I can give them a general answer such as, "Electricity is everywhere. Your cell phone, wifi, snapchat, heater, and refrigerator all exists through an understanding of electricity." I think it is difficult because I cannot directly point to a specific problem in their lives. There are just many concepts and applications that I don't understand and wonder about.

I wonder.…

"Why does my phone battery get hot for certain objects?"

"Why do rechargeable batteries decrease in their live with the number of charges?"

"How is data transferred through the air?"

*Binary-->Hexadecimal-->Machine Code-->Programming Language

*Waves- Frequency Modulation(FM) and Amplitude Modification (AM)

I think I get caught up in all the information and explanations that I do not know. Rather than seeing "what I don't know" as an opportunity to wonder and learn, I have been reacting out of fear and insecurity. I mentioned the imposter syndrome in one of my earlier reflections. The imposter syndrome is the idea that I am not a good enough teacher and I will be found out. I will have to work on accepting my imperfections and limitations so that I can keep moving forwards and taking risks. (IB learner profile trait).

The whole point of this "modeling curriculum" and my Imagine IT project about scientific models was get students to think about different ways to represent their thinking.

Why do I think that two objects, ideas, or phenomena are related?

How do objects and ideas interact with each other?

How can we design experiments to describe the nuances of these interactions?

I think I have lost some of my initial goal because I haven't been explicitly instructing students about the modeling terminology and methods. Students are not clear on WHY we are doing labs and using discussions to come to a consensus.

How do I give my students a WHY? I can learn more about them individually to look for connections to the content. I could find general applications for the skills they are learning through the modeling pedagogy.

Rather than go "off the cuff" maybe I need to sit down and write out how these modeling skills will translate to every other content area and then every career. This will give me a quick reference to give to students. Then I can start thinking of smaller and more specific problems to their teenage lives in an IB school in Chicago.

I got lost an unfocused because I scrambling to learn the curriculum a day or two before I teach it to the students. So it seems that I just need to put in a little more legwork and learn the curriculum one or two more days ahead so I can relax and reflect on the work once or twice before I teach the material for the first time.

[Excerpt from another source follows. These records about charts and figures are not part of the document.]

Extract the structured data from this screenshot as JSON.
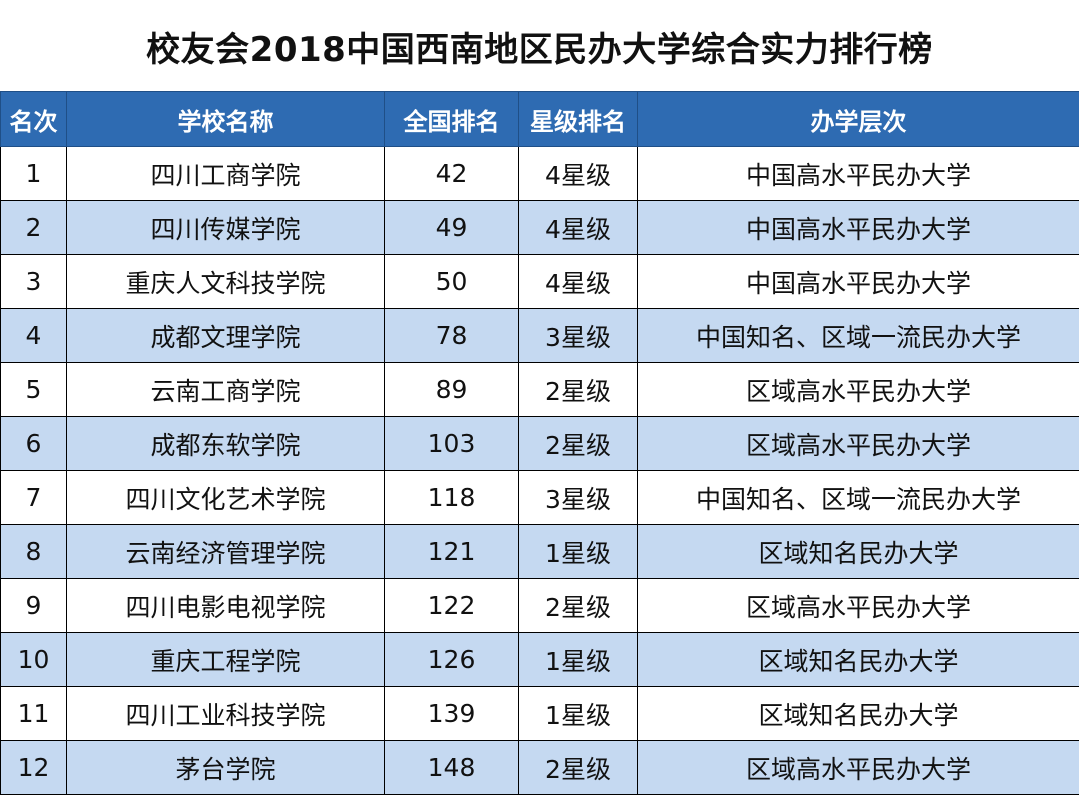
{
  "title": "校友会2018中国西南地区民办大学综合实力排行榜",
  "headers": {
    "rank": "名次",
    "school": "学校名称",
    "national": "全国排名",
    "star": "星级排名",
    "level": "办学层次"
  },
  "rows": [
    {
      "rank": "1",
      "school": "四川工商学院",
      "national": "42",
      "star": "4星级",
      "level": "中国高水平民办大学"
    },
    {
      "rank": "2",
      "school": "四川传媒学院",
      "national": "49",
      "star": "4星级",
      "level": "中国高水平民办大学"
    },
    {
      "rank": "3",
      "school": "重庆人文科技学院",
      "national": "50",
      "star": "4星级",
      "level": "中国高水平民办大学"
    },
    {
      "rank": "4",
      "school": "成都文理学院",
      "national": "78",
      "star": "3星级",
      "level": "中国知名、区域一流民办大学"
    },
    {
      "rank": "5",
      "school": "云南工商学院",
      "national": "89",
      "star": "2星级",
      "level": "区域高水平民办大学"
    },
    {
      "rank": "6",
      "school": "成都东软学院",
      "national": "103",
      "star": "2星级",
      "level": "区域高水平民办大学"
    },
    {
      "rank": "7",
      "school": "四川文化艺术学院",
      "national": "118",
      "star": "3星级",
      "level": "中国知名、区域一流民办大学"
    },
    {
      "rank": "8",
      "school": "云南经济管理学院",
      "national": "121",
      "star": "1星级",
      "level": "区域知名民办大学"
    },
    {
      "rank": "9",
      "school": "四川电影电视学院",
      "national": "122",
      "star": "2星级",
      "level": "区域高水平民办大学"
    },
    {
      "rank": "10",
      "school": "重庆工程学院",
      "national": "126",
      "star": "1星级",
      "level": "区域知名民办大学"
    },
    {
      "rank": "11",
      "school": "四川工业科技学院",
      "national": "139",
      "star": "1星级",
      "level": "区域知名民办大学"
    },
    {
      "rank": "12",
      "school": "茅台学院",
      "national": "148",
      "star": "2星级",
      "level": "区域高水平民办大学"
    }
  ],
  "colors": {
    "header_bg": "#2e6bb2",
    "header_text": "#ffffff",
    "stripe_bg": "#c5d9f1"
  }
}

--> review, revise, and reteach the modeling method and why we are doing it.

--> explicitly teach CLAIM, EVIDENCE, REASONING explanations

-->EXPLICTLY TEACH: Evidence-->Reasoning-->Claim when doing experiments.

-->Explicitly teach the individual modeling skills and assess for them.

-->Create 3D visualizations for VR with ThinkLink

Here are some resources I am working on and looking through for instruction around Claim, Evidence, and Reasoning

- How to ask questions.
- How to assess how testable a question is.
- Design an experiment
- What tools do we use to measure__________?
- What units do we use to describe __________?
- How many trials?
- How many settings for the IV?

- Collect Data
- Analyze Data
- Interpret Data
- Multiple Representations of Data
- Explain logical conclusions
- Communicate in small groups
- Communicate in large group discussions to arrive at a consensus.

*These tend to align with the NGSS Science and Engineering Practices, the MYP Science Criterion B: Inquiring and Designing, and Criterion C: Processing and Evaluating.